As for the "kleptocrat" charge, Brown said that the office's budget has decreased from $9,865,000 in 2001, when she took office, to $8,150,000 in 2008, and that the number of employees has declined from 2,300 to 1,822. "I've been fiscally responsible," she said.

Brown said she expects to have e-filing in the clerk's office by 2009. To do so, she needs authorization by the Illinois Supreme Court and the county's chief judge's office. "There are two million cases filed annually (in Cook County), and 18 million documents filed," Brown said. "In DuPage there are 300,000 cases and one million documents. That's a big difference."

In DuPage County, Brown observed, e-mail filing requires special software to enter data directly into the system. She said that in Cook County the new system will require no software and all entries will flow through the clerk's Web page, which will automatically populate documents and, if needed, provide e-mail notice to opposing counsel.

As for a dress code and drug testing, Brown said such issues are mandated in the office's union contract.

The court clerk manages all county courtrooms, of which there are 200 in the Daley Center and more than 100 elsewhere, distributes funds collected (fines and filing fees) as directed, creates, maintains and manages court records, and oversees bail bond collection and refunds. It is the kind of office where the occupant gets no attention for doing a good job but plenty of headlines for doing a bad job.

A Republican has not been elected court clerk since the 1920s, when the Superior Court then existed and every bailiff and clerk was a political hire. To work for the clerk meant to work a precinct. The 11th Ward controlled the patronage-rich job for decades, most recently with Matt Danaher (1964 to 1974) and Morgan Finley (1974 to 1988). Finley was ensnared in the federal "Operation Incubator" probe, and he was convicted of taking $25,000 in bribes. He was replaced by Pucinski in 1988, and she beat Democrat-turned-Republican Ed Vrdolyak by 1,137,749-790,900, with 59 percent of the vote.

In subsequent elections, the Republican candidate for clerk got 474,295 votes (25 percent of the total) in 1992, 389,549 votes (24 percent) in 1996, 438,057 votes (27 percent) in 2000 and 479,022 (26 percent) in 2004. Cook County is so habitually Democratic that any unindicted Democrat with a pulse beats any Republican.
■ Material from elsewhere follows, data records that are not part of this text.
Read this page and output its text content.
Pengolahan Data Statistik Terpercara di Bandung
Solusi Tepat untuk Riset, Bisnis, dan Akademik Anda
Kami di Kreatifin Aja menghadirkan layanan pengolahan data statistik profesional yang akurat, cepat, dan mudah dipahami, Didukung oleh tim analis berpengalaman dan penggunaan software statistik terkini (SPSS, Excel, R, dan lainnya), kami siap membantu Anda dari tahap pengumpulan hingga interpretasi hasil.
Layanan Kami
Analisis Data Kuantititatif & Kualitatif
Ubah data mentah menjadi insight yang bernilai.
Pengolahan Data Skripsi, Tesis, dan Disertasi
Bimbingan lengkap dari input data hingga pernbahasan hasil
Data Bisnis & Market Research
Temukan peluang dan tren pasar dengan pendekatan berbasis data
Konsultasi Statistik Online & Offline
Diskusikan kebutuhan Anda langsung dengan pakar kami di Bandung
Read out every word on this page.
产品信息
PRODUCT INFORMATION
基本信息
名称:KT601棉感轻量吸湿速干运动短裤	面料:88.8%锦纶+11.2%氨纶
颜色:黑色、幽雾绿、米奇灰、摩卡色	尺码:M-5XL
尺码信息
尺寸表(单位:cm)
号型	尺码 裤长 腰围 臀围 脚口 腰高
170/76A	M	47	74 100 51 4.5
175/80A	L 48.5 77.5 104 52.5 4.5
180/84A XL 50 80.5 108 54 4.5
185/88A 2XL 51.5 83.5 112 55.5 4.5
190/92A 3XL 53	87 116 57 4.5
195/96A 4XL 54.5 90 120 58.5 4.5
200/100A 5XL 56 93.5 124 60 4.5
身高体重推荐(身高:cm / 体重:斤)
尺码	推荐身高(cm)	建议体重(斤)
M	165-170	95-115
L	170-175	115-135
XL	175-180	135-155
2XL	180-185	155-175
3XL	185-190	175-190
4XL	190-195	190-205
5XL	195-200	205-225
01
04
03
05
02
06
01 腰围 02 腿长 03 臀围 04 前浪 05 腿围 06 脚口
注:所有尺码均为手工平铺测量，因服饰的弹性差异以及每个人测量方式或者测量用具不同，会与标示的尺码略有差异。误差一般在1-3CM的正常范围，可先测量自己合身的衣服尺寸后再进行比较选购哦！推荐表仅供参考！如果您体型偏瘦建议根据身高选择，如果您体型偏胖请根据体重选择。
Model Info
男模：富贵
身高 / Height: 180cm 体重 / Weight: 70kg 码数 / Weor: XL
In 2000 Brown got 1,172,605 votes (73 percent of the votes cast), running 85,547 votes behind Al Gore, and in 2004 she got 1,369,245 votes (74 percent), running 70,479 votes behind John Kerry.

My prediction: George Bush got 597,405 votes in Cook County in 2004, but anti-Obama sentiment among white Kerry voters, particularly in Chicago's ethnic wards, will push John McCain above 750,000 votes. Those white voters, however, will vote Democratic for every other office, including court clerk. A huge surge in black turnout for Obama will offset that defection, and Obama will amass at least 1.5 million votes countywide.

To resuscitate her mayoral viability, Brown needs to run ahead of Obama. That is possible, if not probable. Unfortunately for Brown, if Obama wins the presidency, her feat will go unheralded -- especially if the Democratic candidate for state's attorney, Anita Alvarez, also runs better than Obama. And if Obama loses, black anger will benefit Jackson, not Brown.

As for Shapiro, if she can crack 30 percent of the vote, that would make her a Republican superstar and a credible candidate for alderman in 2011.